Riverbed, which was a leader in the precursor WAN optimization space, bounced back from its hostile takeover by Elliott Management, which originally threatened to sell off the firm’s assets, to sidestep into the SD-WAN sector through its acquisition of Ocedo (price undisclosed). Now, Riverbed’s hybrid WAN offering combines WAN optimization, MPLS and broadband internet.
GTT Communications is a relatively anonymous internet heavy hitter, since it excels quietly in the core.

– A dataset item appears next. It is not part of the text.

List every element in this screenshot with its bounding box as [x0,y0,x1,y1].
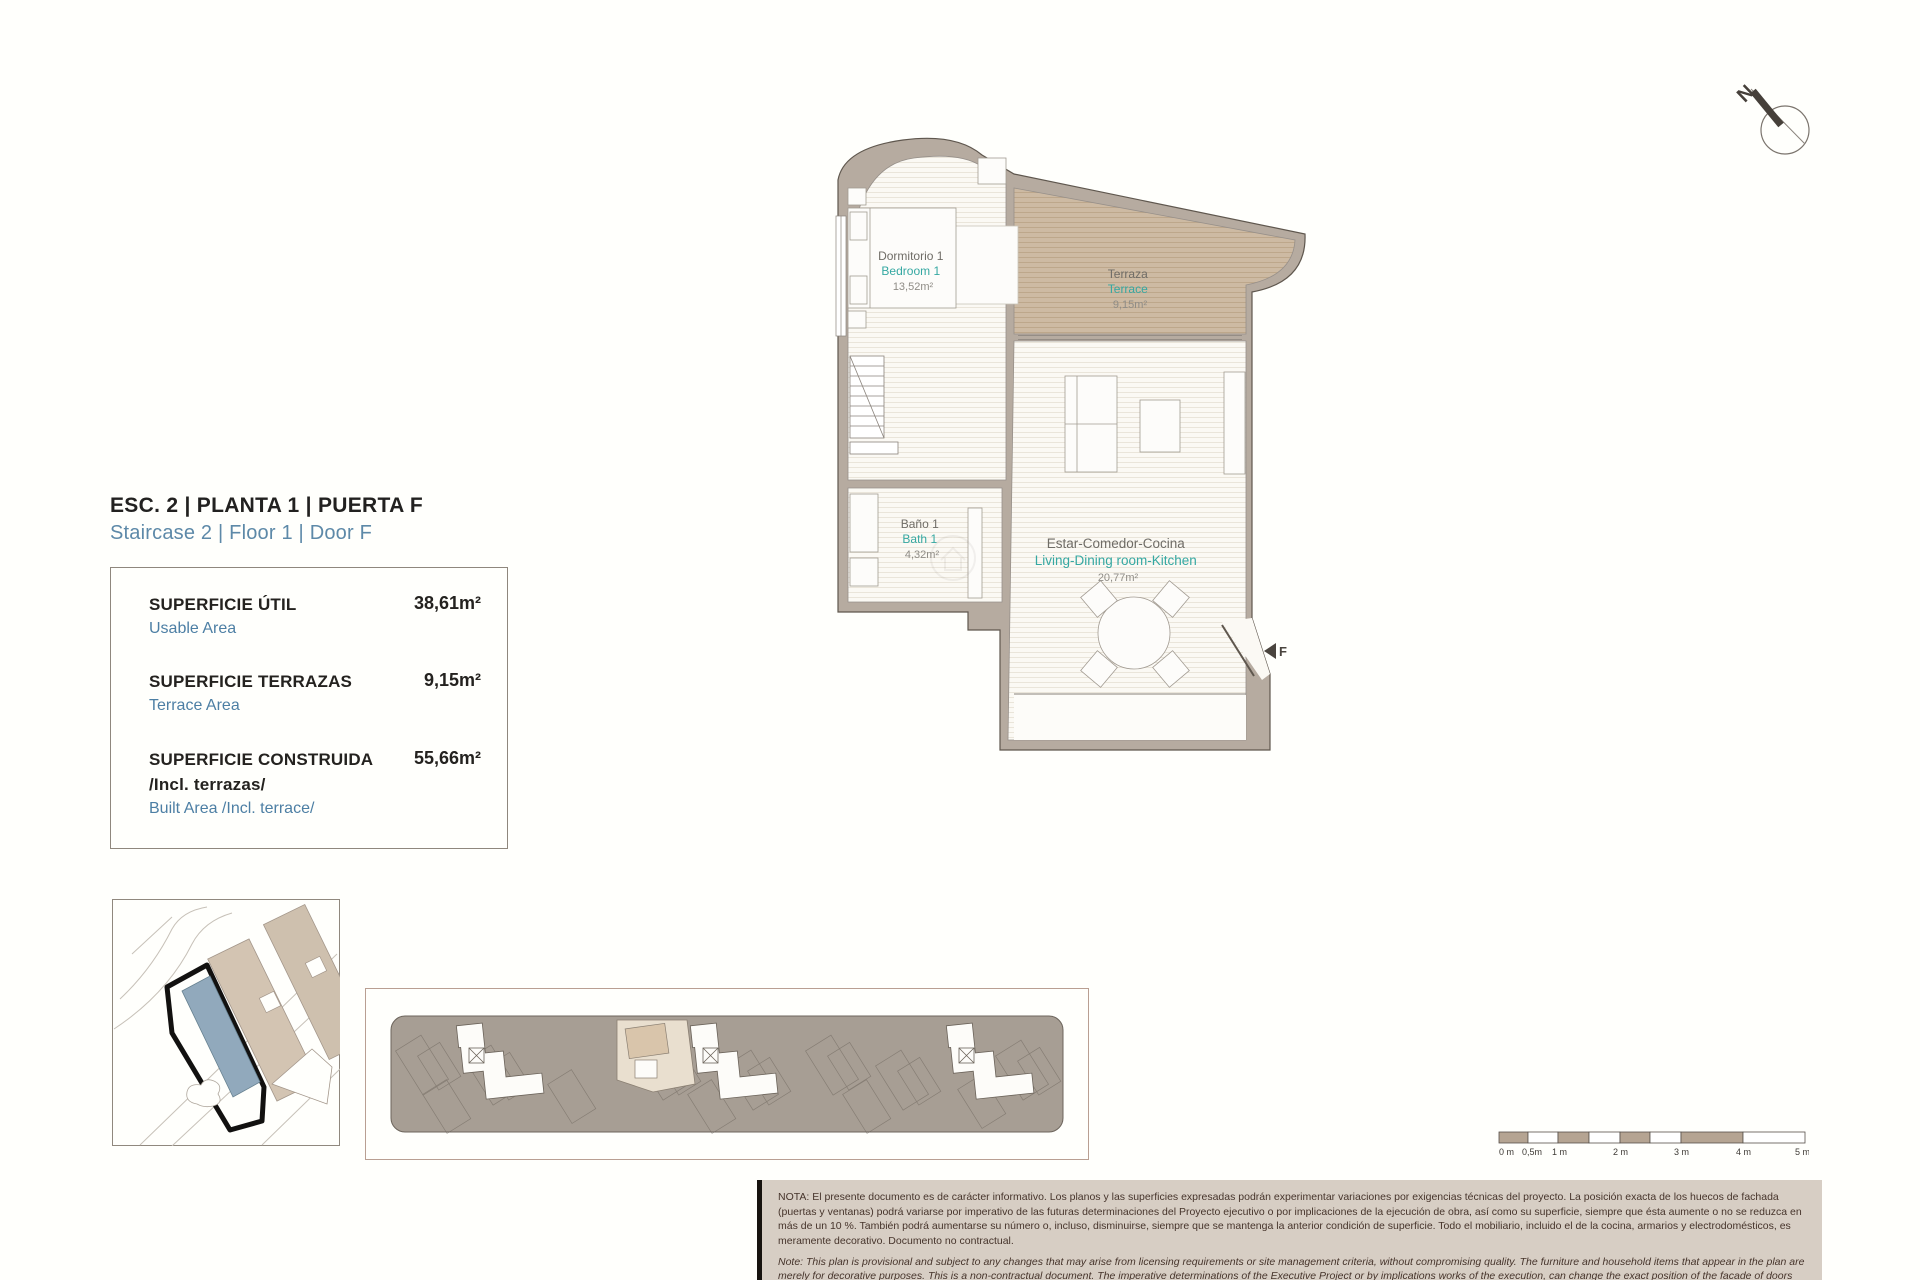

Since it launched its SD-WAN service back in 2017 using VMware/VeloCloud, GTT has broadened its SD-WAN capabilities through its $2.3-billion acquisition of Interoute, an EU-based fiber network and cloud networking provider. Interoute had previously launched its own SD-WAN service using Silver Peak.
Now, GTT is rolling out a “universal Customer Premise Equipment (uCPE)” device built on Dell hardware. The uCPE will give users the ability to run multiple virtual network functions (VNFs) on a single box.
GTT’s SD-WAN patchwork now combines uCPE hardware from Dell, SD-WAN VNF from VMware/VeloCloud and security VNFs from Palo Alto Networks and Fortinet. The security services run as virtual machines (VMs) in the Dell uCPE.
Cisco’s SD-WAN portfolio is. . . well, all over the map. Cisco had its own internal SD-WAN development efforts underway, before acquiring Viptela and Meraki. In the Magic Quadrant linked above, Gartner reports that its clients find Cisco’s patchwork SD-WAN suite confusing with “multiple code bases and management models with limited integration.”
Cisco recently added to its patchwork portfolio by entering into a new partnership with promising startup Teridion to deliver managed SD-WAN services. Cisco is deeply integrating Teridion’s SD-WAN technology with Cisco Meraki MX Security and SD-WAN appliances.
Confusing or not, you know the old saying, “You never get fired for buying Cisco.”
Apparently, a number of enterprise buyers are either worried about job security, or they feel that the learning curve associated with moving to a new vendor is harder to navigate than Cisco’s roadside-diner-sized menu of SD-WAN options.
Whatever the case, Cisco has managed to stitch together the No. 1 position in the market. IDC’s research finds that Cisco has claimed 46.4 percent of the market, well ahead of No. 2 VMware/VeloCloud, which captured 8.8 percent of the market.